What are Data Tests
Data tests is a powerful tool offered by Y42, in order to assure the quality of data.
We all know that data coming from different sources through the pipeline contain the risk of being faulty and errors are very difficult to spot especially if there are thousands and millions of rows.
This is were Data tests come in the rescue. You can set them up easy through the UI of Y42. They can run:
- Manually or every time directly in the table after you set them up.
- Automatically when a table containing the tests is triggered from an Orchestration (or when the Table containing the tests is triggered manually for a full or incremental import).
Pro tip: you can use data test not only to check the quality of the data but also to make business decisions!
Types of tests
There are 5 types of tests, which you can combine to make your data quality bulletproof.
Schema tests
First you can do is add the schema of the tests, which sets the first conditions under which the actual tests are build.
This will be your first mandatory test!
In the schema you can:
- Add/Remove the Columns you will test further.
- Select the Column type (By default it will be mapped the actual column type).
- Select if you accept null values of them
- Select if these columns are required or not (Should or should not exist in the actual output table)
- Allow new columns to be added in the output table or not.
Note: You can change this setup anytime later.
Column tests
You can add as many validations for columns as you want based on the column values.
If the all the data is true the test will pass.
If any of the data is false (and the threshold is 0) test will fail
You can even add an absolute or relative threshold of the result.
For example in the failed example there are 75 unexpected values.
if we add an absolute 75 threshold value the test will pass, stating the number of failed rows
Note: To make the test pass any time, you can make the Error threshold type Relative and the value 1
Row number Drift
It sets a minimal and an upper threshold number of rows.
If the number of rows is less then the threshold the test will fail.
The threshold can be Relative or Absolute.
Note: To make the test pass any time, you can make the Error threshold type Relative and the value 1
Unique Key
It checks whether a column has unique values or not
If the column does not have unique values it will display how many are duplicated and the test will fail. If every value is unique it will pass.
You can also check if you accept Null values or not.
Low-Code Condition
Works similar as the Column tests, the only difference being that you can write the conditions with low code rather than with the UI.
How to Use them
1- Make sure you have created an output out of a model, or a successful integration job.
Note: The data Test button will not be clickable if you do not have at least 1 successful Job
2- Go to Job Overview (Of an Integration, UI Model, SQL model)

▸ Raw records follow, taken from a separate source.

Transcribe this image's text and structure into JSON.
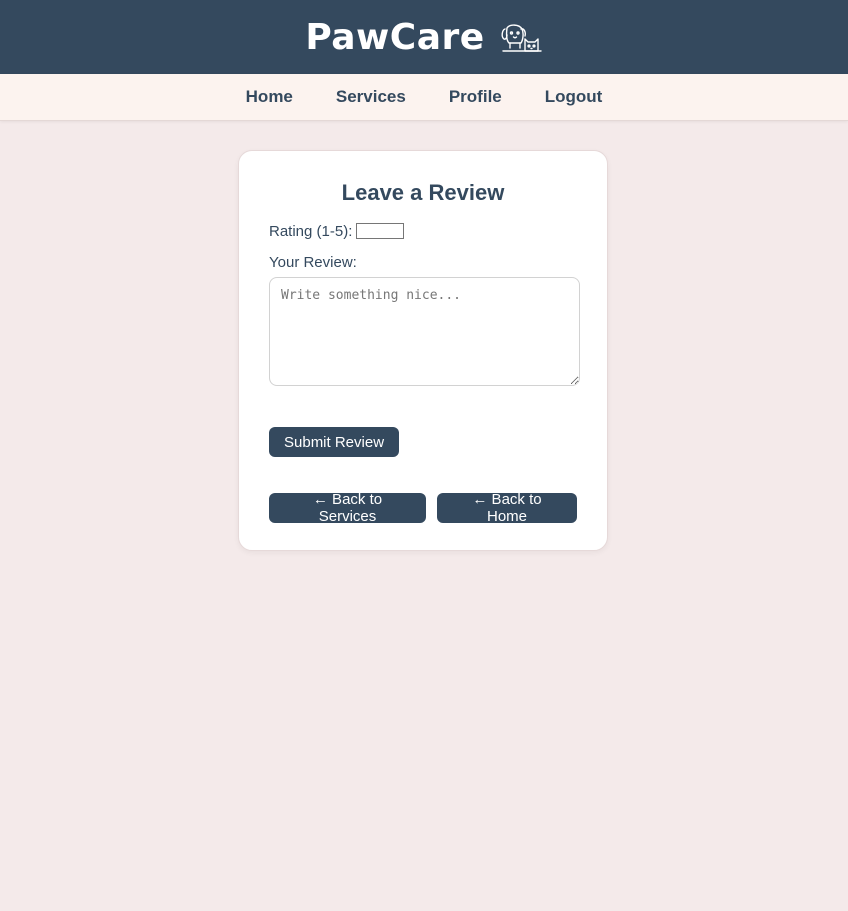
{
  "header": {
    "brand": "PawCare",
    "brand_icon": "dog-and-cat-icon"
  },
  "nav": {
    "items": [
      {
        "label": "Home"
      },
      {
        "label": "Services"
      },
      {
        "label": "Profile"
      },
      {
        "label": "Logout"
      }
    ]
  },
  "form": {
    "title": "Leave a Review",
    "rating_label": "Rating (1-5):",
    "rating_value": "",
    "review_label": "Your Review:",
    "review_placeholder": "Write something nice...",
    "submit_label": "Submit Review",
    "back_services_label": "← Back to Services",
    "back_home_label": "← Back to Home"
  },
  "colors": {
    "primary": "#34495e",
    "nav_bg": "#fcf3ef",
    "page_bg": "#f4eaea"
  }
}
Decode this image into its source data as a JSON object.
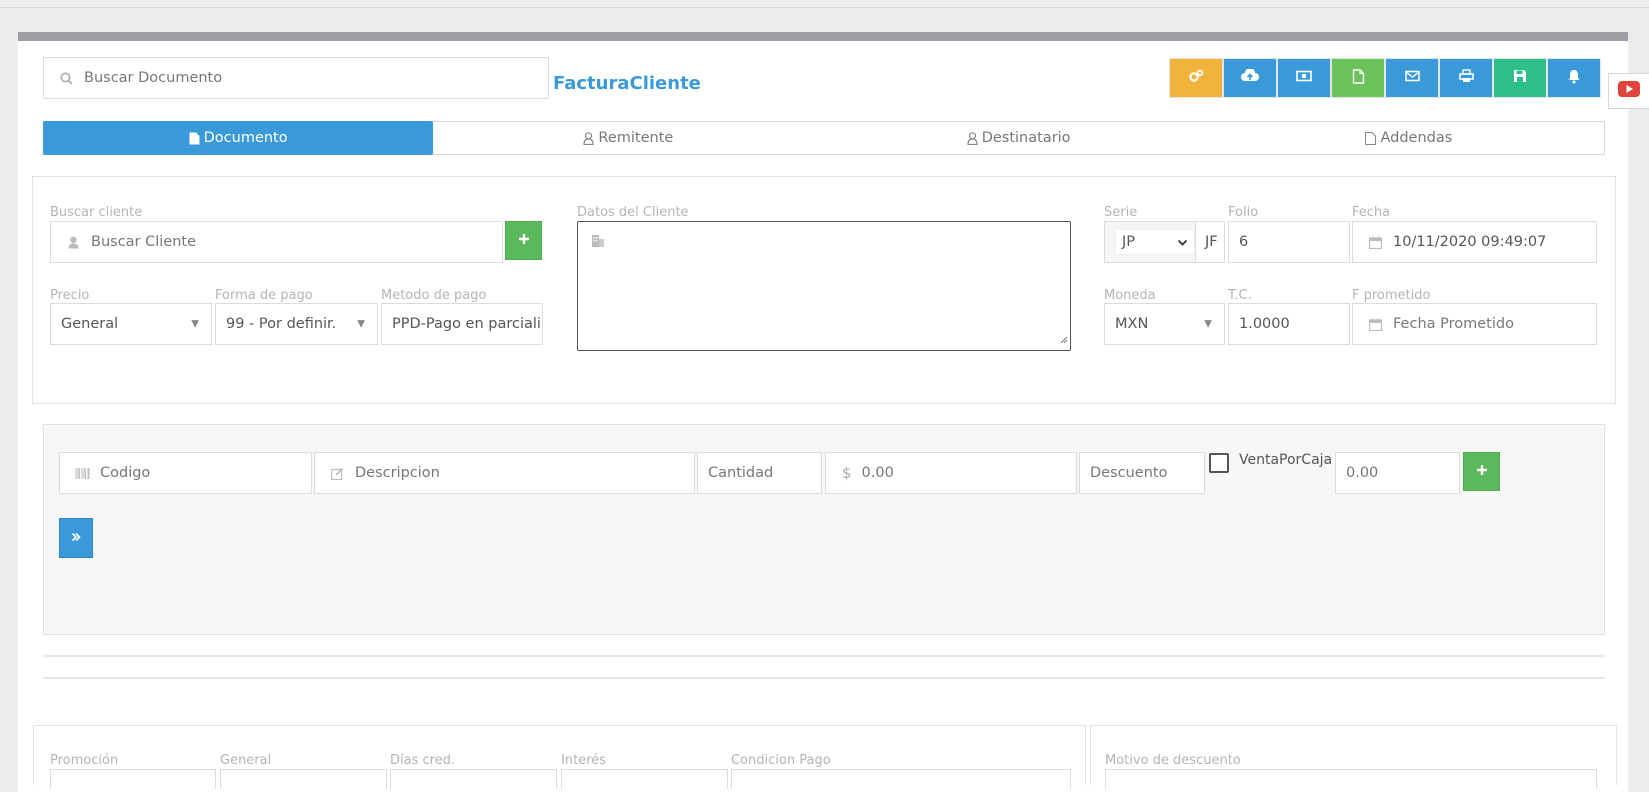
{
  "search_document": {
    "placeholder": "Buscar Documento"
  },
  "doc_title": "FacturaCliente",
  "toolbar": {
    "buttons": [
      {
        "icon": "gears-icon",
        "color": "#f0b43c"
      },
      {
        "icon": "cloud-upload-icon",
        "color": "#3a9ad9"
      },
      {
        "icon": "money-icon",
        "color": "#3a9ad9"
      },
      {
        "icon": "file-icon",
        "color": "#6cc25a"
      },
      {
        "icon": "envelope-icon",
        "color": "#3a9ad9"
      },
      {
        "icon": "print-icon",
        "color": "#3a9ad9"
      },
      {
        "icon": "save-icon",
        "color": "#2fbf8a"
      },
      {
        "icon": "bell-icon",
        "color": "#3a9ad9"
      }
    ]
  },
  "tabs": [
    {
      "label": "Documento",
      "icon": "file-icon",
      "active": true
    },
    {
      "label": "Remitente",
      "icon": "user-icon",
      "active": false
    },
    {
      "label": "Destinatario",
      "icon": "user-icon",
      "active": false
    },
    {
      "label": "Addendas",
      "icon": "file-outline-icon",
      "active": false
    }
  ],
  "client": {
    "search_label": "Buscar cliente",
    "search_placeholder": "Buscar Cliente",
    "data_label": "Datos del Cliente",
    "precio_label": "Precio",
    "precio_value": "General",
    "forma_pago_label": "Forma de pago",
    "forma_pago_value": "99 - Por definir.",
    "metodo_pago_label": "Metodo de pago",
    "metodo_pago_value": "PPD-Pago en parcialic"
  },
  "document": {
    "serie_label": "Serie",
    "serie_value": "JP",
    "serie_extra": "JF",
    "folio_label": "Folio",
    "folio_value": "6",
    "fecha_label": "Fecha",
    "fecha_value": "10/11/2020 09:49:07",
    "moneda_label": "Moneda",
    "moneda_value": "MXN",
    "tc_label": "T.C.",
    "tc_value": "1.0000",
    "fprometido_label": "F prometido",
    "fprometido_placeholder": "Fecha Prometido"
  },
  "item_entry": {
    "codigo_placeholder": "Codigo",
    "descripcion_placeholder": "Descripcion",
    "cantidad_placeholder": "Cantidad",
    "precio_currency": "$",
    "precio_placeholder": "0.00",
    "descuento_placeholder": "Descuento",
    "venta_por_caja_label": "VentaPorCaja",
    "total_placeholder": "0.00"
  },
  "bottom": {
    "promocion_label": "Promoción",
    "general_label": "General",
    "dias_cred_label": "Días cred.",
    "interes_label": "Interés",
    "condicion_pago_label": "Condicion Pago",
    "motivo_descuento_label": "Motivo de descuento"
  }
}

3- Find a Ready status table that you want to test and click the button Data Tests.
4- Add the Schema Test.
First you can do is add the schema of the tests, which sets the first conditions under which the actual tests are build.
This will be your first mandatory test!
In the schema you can:
- Add/Remove the Columns you will test further.
- Select the Column type (By default it will be mapped the actual column type).
- Select if you accept null values of them
- Select if these columns are required or not (Should or should not exist in the actual output table)
- Allow new columns to be added in the output table or not.
Note: You can change this setup anytime later.
You have the possibility to preview the actual table data in the UI of the test setup making it easier to make the necessary decisions while sitting up the tests.
5- Run the test
Click the run button and the Table will be checked for the conditions you setup.
If everything matches then the test will be successful.
If I change one condition intentionally, like for the first column in the image from Float type into String and run it, the test will fail.
6- Save the test.
After you click the save button the first test (Schema test) will be saved.
Now you can add other types of tests.
7- Add other types of tests (Optional)
Now you can add ass many tests as you want.
In this step you can add:
- Column tests
- Row number Drift
- Unique Key
- Low-Code Condition
8- Add an Orchestration (Optional)
To make the test run every time the table is imported/triggered, you need to run an orchestration to make the process automatic and reliable.
9- View the Jobs in the Job overview of the data tests (Optional)
In this section are listed all the statuses of the test runs.